Lafferty 2001 Conditional Random Fields

From Cohen Courses
Revision as of 20:22, 26 September 2010 by PastStudents (talk | contribs)
Jump to navigationJump to search

Citation

John Lafferty, Fernando Pereira, and Andrew McCallum. 2001. Conditional random fields: Probabilistic models for segmenting and labeling sequence data. In ICML.

Online version

An online version of this paper is available [1].

Summary

This paper introduces Conditional Random Fields as sequential classification model. They improve over HMMs and MeMMs in the follwing ways:

  • Unlike HMMS, they allow the addition of arbitrary features of the observations. These features can be at any level of the observations, and can also be overlapping.
  • Unlike HMMs, they are optimized according to the conditional likelihood of the state sequence given the observation sequence, instead of according to their joint likelihood, as HMMs are. Consequently, they are able to achieve greater accuracy for many NLP sequential labeling tasks.
  • Unlike MeMMs, they are normalized globally instead of locally over the input observation sequence. This helps them avoid the label bias problem in MeMMs, where the transitions going out from a state compete only against each other, as opposed to all the other transitions in the model.

The key points of Conditional Random Fields, as introduced by the paper are:

  • There are no directed arcs from observations to states or vice versa, rather the model is a type of undirected Markov Random Field.
  • Flow going out of the states need not be normalized and sum to 1.
  • The structure of the model is generative, as HMMs, but the optimization criterion is conditional likelihood, as in MeMMs.
  • Unlike MeMMs, inference is required during training.

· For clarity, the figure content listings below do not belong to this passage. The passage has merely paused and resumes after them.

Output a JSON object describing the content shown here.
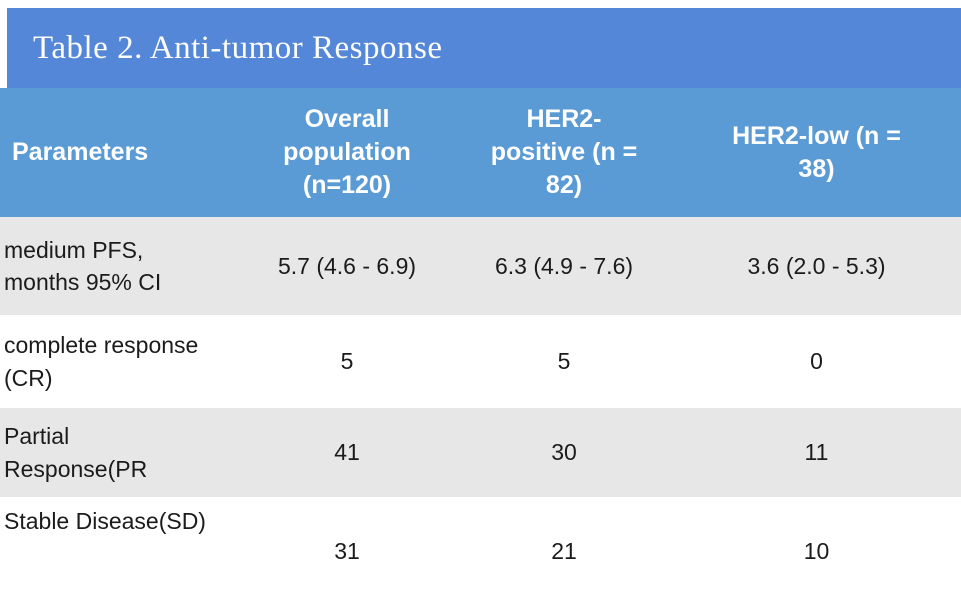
{
  "table": {
    "title": "Table 2. Anti-tumor Response",
    "header": {
      "col1": "Parameters",
      "col2": [
        "Overall",
        "population",
        "(n=120)"
      ],
      "col3": [
        "HER2-",
        "positive (n =",
        "82)"
      ],
      "col4": [
        "HER2-low (n =",
        "38)"
      ]
    },
    "rows": [
      {
        "label": [
          "medium PFS,",
          "months 95% CI"
        ],
        "values": [
          "5.7 (4.6 - 6.9)",
          "6.3 (4.9 - 7.6)",
          "3.6 (2.0 - 5.3)"
        ]
      },
      {
        "label": [
          "complete response",
          "(CR)"
        ],
        "values": [
          "5",
          "5",
          "0"
        ]
      },
      {
        "label": [
          "Partial",
          "Response(PR"
        ],
        "values": [
          "41",
          "30",
          "11"
        ]
      },
      {
        "label": [
          "Stable Disease(SD)"
        ],
        "values": [
          "31",
          "21",
          "10"
        ]
      }
    ]
  },
  "colors": {
    "title_bar_bg": "#5487d8",
    "header_bg": "#5b9bd5",
    "zebra_row_bg": "#e7e7e7",
    "white_row_bg": "#ffffff",
    "header_text": "#ffffff",
    "body_text": "#1b1b1b"
  },
  "chart_data": {
    "type": "table",
    "title": "Table 2. Anti-tumor Response",
    "columns": [
      "Parameters",
      "Overall population (n=120)",
      "HER2-positive (n = 82)",
      "HER2-low (n = 38)"
    ],
    "rows": [
      [
        "medium PFS, months 95% CI",
        "5.7 (4.6 - 6.9)",
        "6.3 (4.9 - 7.6)",
        "3.6 (2.0 - 5.3)"
      ],
      [
        "complete response (CR)",
        "5",
        "5",
        "0"
      ],
      [
        "Partial Response(PR",
        "41",
        "30",
        "11"
      ],
      [
        "Stable Disease(SD)",
        "31",
        "21",
        "10"
      ]
    ]
  }
}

This makes training substantially slower than for MeMMs.
  • For testing however, inference can be efficently done by using a modified Viterbi algorithm, just as in HMMs and MeMMs.
  • Training is performed using Improved Iterative Scaling.

CRFs are considered state of the art for sequential labeling tasks in NLP. After this paper, subsequent research has introduced faster ways of training CRFs such as L-BFGS, Stochastic Gradient Descent, etc.

Related papers

The Sha 2003 shallow parsing with conditional random fields uses a simpler version of CRFs called linear-chain CRFs ,that model the states as being a chain, to perform NP (Noun Phrase) chunking.